// reference
Performance & tuning
What Smedjan actually does on real hardware, what made it fast, and the levers that trade memory for speed. Numbers are measured, not extrapolated.
// 01
Measured throughput
| Preset | Inference (fwd) | Decode (1 tok) | Train (fwd+bwd) |
|---|---|---|---|
| small (7.2M · d256/6L) | 22,900 tok/s | 173 tok/s | 4,400 tok/s |
| medium (45M · d512/12L) | 5,090 tok/s | 65 tok/s | 1,150 tok/s |
Real throughput from smedjan bench, not theoretical peaks — reproduce with smedjan bench --size <preset>.
// 02
What made it fast
- Hardware simdgroup-MMA matmul — on by default, bit-identical. On the medium model it runs ~1.3–1.4× the scalar fallback (training 785 → 1,150 tok/s, inference 3,600 → 5,090 tok/s).
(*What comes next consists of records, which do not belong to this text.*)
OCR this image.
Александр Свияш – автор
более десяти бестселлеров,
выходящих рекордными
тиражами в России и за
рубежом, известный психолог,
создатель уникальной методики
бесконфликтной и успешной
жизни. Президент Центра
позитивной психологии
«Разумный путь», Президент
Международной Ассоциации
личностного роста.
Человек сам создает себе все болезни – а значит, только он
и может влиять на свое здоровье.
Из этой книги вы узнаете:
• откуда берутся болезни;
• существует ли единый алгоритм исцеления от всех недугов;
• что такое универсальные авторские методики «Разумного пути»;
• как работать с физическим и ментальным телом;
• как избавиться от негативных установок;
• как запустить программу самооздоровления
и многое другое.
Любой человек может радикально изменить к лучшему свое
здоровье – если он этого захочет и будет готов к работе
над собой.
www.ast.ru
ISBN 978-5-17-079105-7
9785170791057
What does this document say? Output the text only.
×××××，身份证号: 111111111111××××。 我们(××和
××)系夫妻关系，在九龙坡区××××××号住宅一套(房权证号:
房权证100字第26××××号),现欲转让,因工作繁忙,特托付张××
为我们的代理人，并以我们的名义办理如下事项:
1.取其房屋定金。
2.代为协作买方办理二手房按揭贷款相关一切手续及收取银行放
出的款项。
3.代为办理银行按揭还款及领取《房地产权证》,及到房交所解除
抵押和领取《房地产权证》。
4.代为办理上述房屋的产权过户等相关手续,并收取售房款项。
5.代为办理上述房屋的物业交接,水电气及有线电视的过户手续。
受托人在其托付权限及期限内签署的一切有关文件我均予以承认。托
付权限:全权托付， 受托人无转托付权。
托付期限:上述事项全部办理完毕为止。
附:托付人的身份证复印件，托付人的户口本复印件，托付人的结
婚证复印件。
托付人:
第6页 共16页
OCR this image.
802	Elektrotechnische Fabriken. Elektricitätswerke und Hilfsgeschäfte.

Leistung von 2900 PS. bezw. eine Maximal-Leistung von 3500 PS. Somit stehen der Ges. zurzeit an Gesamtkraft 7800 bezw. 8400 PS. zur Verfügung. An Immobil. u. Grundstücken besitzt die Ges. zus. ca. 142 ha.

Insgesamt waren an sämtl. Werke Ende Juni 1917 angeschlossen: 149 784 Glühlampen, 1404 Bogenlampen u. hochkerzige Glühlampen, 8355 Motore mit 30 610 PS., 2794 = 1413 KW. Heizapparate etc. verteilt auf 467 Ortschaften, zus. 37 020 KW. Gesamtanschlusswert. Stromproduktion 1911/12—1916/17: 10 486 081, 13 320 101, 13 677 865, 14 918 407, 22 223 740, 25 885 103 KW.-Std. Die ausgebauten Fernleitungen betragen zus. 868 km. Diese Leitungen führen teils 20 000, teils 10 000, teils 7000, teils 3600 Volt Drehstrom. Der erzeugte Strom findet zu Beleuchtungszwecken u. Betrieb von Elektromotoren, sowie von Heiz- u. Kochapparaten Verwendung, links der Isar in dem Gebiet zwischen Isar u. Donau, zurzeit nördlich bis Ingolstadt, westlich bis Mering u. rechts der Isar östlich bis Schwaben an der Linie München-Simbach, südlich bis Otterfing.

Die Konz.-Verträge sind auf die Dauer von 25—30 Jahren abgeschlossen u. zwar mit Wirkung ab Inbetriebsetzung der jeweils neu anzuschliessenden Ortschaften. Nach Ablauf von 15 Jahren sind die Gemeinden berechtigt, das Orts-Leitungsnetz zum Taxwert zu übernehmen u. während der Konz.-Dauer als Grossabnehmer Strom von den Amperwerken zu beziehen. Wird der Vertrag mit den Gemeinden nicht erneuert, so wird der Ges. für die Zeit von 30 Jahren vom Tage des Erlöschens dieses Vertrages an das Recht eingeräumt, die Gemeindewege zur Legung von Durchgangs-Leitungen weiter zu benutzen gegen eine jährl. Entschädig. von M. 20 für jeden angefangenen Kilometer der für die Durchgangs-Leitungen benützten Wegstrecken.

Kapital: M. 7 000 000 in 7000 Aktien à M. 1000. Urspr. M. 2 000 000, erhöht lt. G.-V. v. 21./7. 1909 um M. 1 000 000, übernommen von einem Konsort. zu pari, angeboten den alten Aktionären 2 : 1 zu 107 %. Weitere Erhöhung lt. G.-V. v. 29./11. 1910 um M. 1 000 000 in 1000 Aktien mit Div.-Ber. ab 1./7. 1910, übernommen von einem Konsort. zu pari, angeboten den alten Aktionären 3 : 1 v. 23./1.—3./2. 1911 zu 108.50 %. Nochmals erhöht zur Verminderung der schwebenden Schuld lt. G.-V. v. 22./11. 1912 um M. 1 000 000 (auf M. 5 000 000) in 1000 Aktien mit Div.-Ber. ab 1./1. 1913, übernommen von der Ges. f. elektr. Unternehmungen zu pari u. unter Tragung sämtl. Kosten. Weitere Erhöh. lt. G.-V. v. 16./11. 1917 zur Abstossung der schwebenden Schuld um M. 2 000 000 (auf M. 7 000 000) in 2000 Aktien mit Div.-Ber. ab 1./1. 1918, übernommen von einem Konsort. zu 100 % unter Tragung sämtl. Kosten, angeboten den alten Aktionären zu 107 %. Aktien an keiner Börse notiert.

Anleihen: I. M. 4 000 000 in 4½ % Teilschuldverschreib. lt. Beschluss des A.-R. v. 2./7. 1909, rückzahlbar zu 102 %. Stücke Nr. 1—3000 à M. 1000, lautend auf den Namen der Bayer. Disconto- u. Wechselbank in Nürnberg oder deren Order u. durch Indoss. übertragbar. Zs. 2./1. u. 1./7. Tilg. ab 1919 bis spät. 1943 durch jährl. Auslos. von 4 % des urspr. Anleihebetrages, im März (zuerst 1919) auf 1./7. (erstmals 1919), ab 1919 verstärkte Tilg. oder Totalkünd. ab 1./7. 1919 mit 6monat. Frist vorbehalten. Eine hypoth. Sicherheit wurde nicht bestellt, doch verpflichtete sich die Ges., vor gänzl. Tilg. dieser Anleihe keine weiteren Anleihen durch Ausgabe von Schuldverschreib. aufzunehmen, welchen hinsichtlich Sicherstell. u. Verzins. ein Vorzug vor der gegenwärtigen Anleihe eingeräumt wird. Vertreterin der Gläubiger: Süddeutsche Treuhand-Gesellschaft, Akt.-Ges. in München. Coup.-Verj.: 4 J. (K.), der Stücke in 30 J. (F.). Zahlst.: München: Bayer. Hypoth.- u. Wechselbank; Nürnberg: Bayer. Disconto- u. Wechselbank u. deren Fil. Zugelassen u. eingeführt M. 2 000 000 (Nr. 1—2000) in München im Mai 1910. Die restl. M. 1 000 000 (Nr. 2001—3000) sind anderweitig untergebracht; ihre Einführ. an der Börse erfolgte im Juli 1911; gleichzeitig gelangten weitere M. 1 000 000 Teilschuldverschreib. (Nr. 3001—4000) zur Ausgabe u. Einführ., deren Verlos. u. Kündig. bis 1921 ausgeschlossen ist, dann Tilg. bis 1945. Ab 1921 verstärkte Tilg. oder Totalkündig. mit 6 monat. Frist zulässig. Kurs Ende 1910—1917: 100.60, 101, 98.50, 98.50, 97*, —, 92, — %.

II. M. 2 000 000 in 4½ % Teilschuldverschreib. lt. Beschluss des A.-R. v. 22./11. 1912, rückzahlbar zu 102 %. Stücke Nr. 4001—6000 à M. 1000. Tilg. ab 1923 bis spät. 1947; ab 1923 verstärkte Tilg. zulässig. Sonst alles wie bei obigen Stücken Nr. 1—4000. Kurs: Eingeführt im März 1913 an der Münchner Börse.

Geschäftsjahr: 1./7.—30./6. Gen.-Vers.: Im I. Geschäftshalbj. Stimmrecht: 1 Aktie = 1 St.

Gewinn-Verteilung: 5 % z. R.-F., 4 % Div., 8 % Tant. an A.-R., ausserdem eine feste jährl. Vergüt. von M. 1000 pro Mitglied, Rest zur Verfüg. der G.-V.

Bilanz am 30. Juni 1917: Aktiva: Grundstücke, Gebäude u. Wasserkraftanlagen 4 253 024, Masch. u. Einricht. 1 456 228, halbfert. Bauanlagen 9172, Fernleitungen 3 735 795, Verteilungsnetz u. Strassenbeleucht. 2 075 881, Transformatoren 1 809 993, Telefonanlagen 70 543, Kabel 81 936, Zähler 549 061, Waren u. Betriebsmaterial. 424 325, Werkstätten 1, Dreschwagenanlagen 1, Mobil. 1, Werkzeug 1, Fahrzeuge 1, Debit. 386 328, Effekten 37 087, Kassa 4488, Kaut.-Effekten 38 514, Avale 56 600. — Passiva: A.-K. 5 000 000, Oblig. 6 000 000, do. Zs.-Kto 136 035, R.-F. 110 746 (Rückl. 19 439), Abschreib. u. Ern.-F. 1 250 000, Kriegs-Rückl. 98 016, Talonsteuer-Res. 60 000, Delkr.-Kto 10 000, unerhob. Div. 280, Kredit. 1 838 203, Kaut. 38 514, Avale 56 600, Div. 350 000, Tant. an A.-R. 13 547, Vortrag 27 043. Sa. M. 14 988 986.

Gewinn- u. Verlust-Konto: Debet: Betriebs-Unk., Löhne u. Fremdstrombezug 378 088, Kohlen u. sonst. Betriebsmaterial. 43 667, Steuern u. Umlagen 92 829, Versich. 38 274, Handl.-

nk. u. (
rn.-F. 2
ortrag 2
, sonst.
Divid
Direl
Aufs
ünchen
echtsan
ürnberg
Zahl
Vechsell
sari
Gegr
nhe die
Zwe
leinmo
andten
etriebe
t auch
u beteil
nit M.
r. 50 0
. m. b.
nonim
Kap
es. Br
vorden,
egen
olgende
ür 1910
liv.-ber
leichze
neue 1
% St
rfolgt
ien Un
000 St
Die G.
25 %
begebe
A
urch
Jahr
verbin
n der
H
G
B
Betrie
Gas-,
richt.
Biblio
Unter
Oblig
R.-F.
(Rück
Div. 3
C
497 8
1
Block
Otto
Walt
- Batched matmul shaders that collapse the many small GPU dispatches per attention layer into a few.
- FP16 mixed precision with float accumulators (clamped FP16 casts to avoid overflow).
- A merged forward + backward GPU command batch.
- Single-instruction RoPE sincos.
// 03
Memory vs. speed
When you hit a memory ceiling, pull these in order. Each frees memory; the first two cost compute.
| Flag | Default | What it does |
|---|---|---|
--batch-size ↓ / --seq-len ↓ | — | The bluntest, cheapest reduction. |
--grad-accum N | 1 | Keep a large effective batch with a small real one. |
--gradient-checkpointing | off | ~60% less activation memory for ~2× compute. |
--fused-ce | off | Chunked logits; ~2 GB peak saved. |
--fp16-activations | off | Halve inter-layer activation memory. |
// 04
Benchmark your own box
smedjan bench --size small --batch-size 4 --seq-len 128 --iters 20 # add --simdgroup-matmul to measure the hardware MMA fast path
It reports inference and training throughput with detailed metrics, so you can size a run before committing to it.
// 05
Sensible starting points
| Flag | Default | What it does |
|---|---|---|
8 GB Apple Silicon | — | --size small, --batch-size 4–8, --seq-len 256, add --grad-accum to grow the effective batch. |
16 GB Apple Silicon | — | --size medium, --batch-size 8, --seq-len 512. |
Large CUDA GPU | — | Scale --size up and --batch-size with VRAM; --gradient-checkpointing for the biggest models. |
Always build --release. A debug build is many times slower and not representative of anything.